Thielemann, Kristin

Ganz schön wild!

Besondere Schüler entspannt unterrichten

Rubrik: Bücher
Verlag/Label: Schott, Mainz 2021
erschienen in: üben & musizieren 4/2021 , Seite 57

Wer viel unterrichtet, kennt „hibbelige“ Kinder genauso gut wie das Gefühl, als Lehrperson nicht weiter zu wissen. Hier setzt Kristin Thielemann an: Die Trompeterin und Musikpädagogin hält praktische Empfehlungen bereit, mit „besonderen Köpfen“ einen „besonderen Weg“ zu gehen.
Im ersten Kapitel geht es um „Energiebündel“: Die Autorin trägt zahlreiche Informationen zur Aufmerksamkeitsdefizit-Hyperaktivitätsstörung (ADHS) zusammen.

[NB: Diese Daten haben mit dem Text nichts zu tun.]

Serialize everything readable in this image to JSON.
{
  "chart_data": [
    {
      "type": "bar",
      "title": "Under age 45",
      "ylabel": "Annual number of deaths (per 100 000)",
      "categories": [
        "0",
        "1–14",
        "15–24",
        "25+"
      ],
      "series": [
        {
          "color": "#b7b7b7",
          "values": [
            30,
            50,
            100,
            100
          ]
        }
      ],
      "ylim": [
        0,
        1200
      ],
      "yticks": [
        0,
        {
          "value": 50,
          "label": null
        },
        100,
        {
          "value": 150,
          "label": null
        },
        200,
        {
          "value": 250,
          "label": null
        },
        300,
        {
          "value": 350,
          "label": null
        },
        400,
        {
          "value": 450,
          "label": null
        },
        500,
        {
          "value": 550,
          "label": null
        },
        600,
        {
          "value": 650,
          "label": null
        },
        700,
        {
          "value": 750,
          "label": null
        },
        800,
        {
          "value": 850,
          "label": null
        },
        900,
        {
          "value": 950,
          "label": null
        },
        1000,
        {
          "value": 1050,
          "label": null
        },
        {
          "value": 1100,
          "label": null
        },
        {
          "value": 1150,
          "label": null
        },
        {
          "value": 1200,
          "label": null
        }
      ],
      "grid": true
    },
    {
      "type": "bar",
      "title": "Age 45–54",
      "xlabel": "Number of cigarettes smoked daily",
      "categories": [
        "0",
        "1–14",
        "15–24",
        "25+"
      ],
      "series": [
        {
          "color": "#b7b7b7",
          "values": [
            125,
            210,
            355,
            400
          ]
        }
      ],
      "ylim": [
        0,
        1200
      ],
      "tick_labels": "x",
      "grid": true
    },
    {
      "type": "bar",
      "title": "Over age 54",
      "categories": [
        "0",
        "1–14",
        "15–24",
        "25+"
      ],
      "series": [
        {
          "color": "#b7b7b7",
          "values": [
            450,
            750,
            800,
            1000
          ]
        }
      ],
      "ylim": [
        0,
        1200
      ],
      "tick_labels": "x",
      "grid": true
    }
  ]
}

So listet sie Symptome auf und gibt Einblick in medikamentöse Behandlungen sowie deren Nebenwirkungen, die unmittelbaren Einfluss auf den Unterricht nehmen können. Viele praktische Tipps, Hinweise zur Elternarbeit und konkrete Spielideen von der Büroklammer-Kette, über den Stifte-Zauber bis zum Strohhalm-Parcours werden vorgestellt.
Thielemann vergisst dabei nicht, die Einstellung der Lehrperson in den Blick zu nehmen. So zeigt sie zum Thema „Stress“ Strategien auf, sich selbst zu beruhigen, Situationen anzunehmen, aber auch den Blick auf Stress­ursachen zu richten. Vielfältige Möglichkeiten werden vorgestellt, um Raumatmosphären zu gestalten und ein reizarmes Umfeld herzustellen, etwa durch Abdeckungen, beruhigende Lichtverhältnisse oder das Einrichten einer Chill-Ecke. Die Anleitungen zur Aktivierung von Akupressurpunkten können sich für Lehrende und Lernende gleichermaßen als hilfreich erweisen.
Neben dem Thema Hausaufgaben werden auch Stärken und Störungen im Gruppenunterricht unter die Lupe genommen. Überdies gibt die Autorin zahlreiche Tipps, wie Lehrende positiv gestimmt auf SchülerInnen zugehen und welchen Beitrag sie für deren Glückserfahrungen leisten können.
Die Ausführungen zeugen von einer beeindruckend vielseitigen Unterrichtserfahrung und umsichtigen Auseinandersetzung damit. Stellenweise wäre ein vertiefender Blick – etwa in Bezug auf Etikettierungsproblematiken – wünschenswert gewesen. Welches Werte- und Normensystem verbirgt sich hinter Ausdrücken wie „der Störer“, „besondere Kinder“, „freche Kinder“ oder „ADHS-Kids“? Aus welcher Perspektive erfolgen Diagnosen? Häufig werden Menschen erst „be-sondert“, indem ein bestimmtes Verhalten als problematisch aufgefasst oder in anderer Weise exponiert wird. Vielleicht ist die Verknappung jedoch schlicht dem Ratgebercharakter des Hefts geschuldet. So gesehen bleibt die beachtliche Fülle praktischer Unterrichtstipps. Zahlreiche Literaturhinweise regen zum Weiterlesen an.
Neben Merkkästen, z. B. zum Thema „Handlungsoptionen bei frechem Verhalten“ oder „Umgang mit Störungen in der Gruppe“, sind im Heft auch Vorlagen eines Elternfragebogens, eines Glückstagebuchs, eines Detailplans zur Stundenvorbereitung und einer Hausaufgabennotiz mit Übechronik abgebildet. Damit differenziert umzugehen, bleibt den LeserInnen überlassen. Thielemann möchte Lehrenden Mut machen. Das gelingt ihr.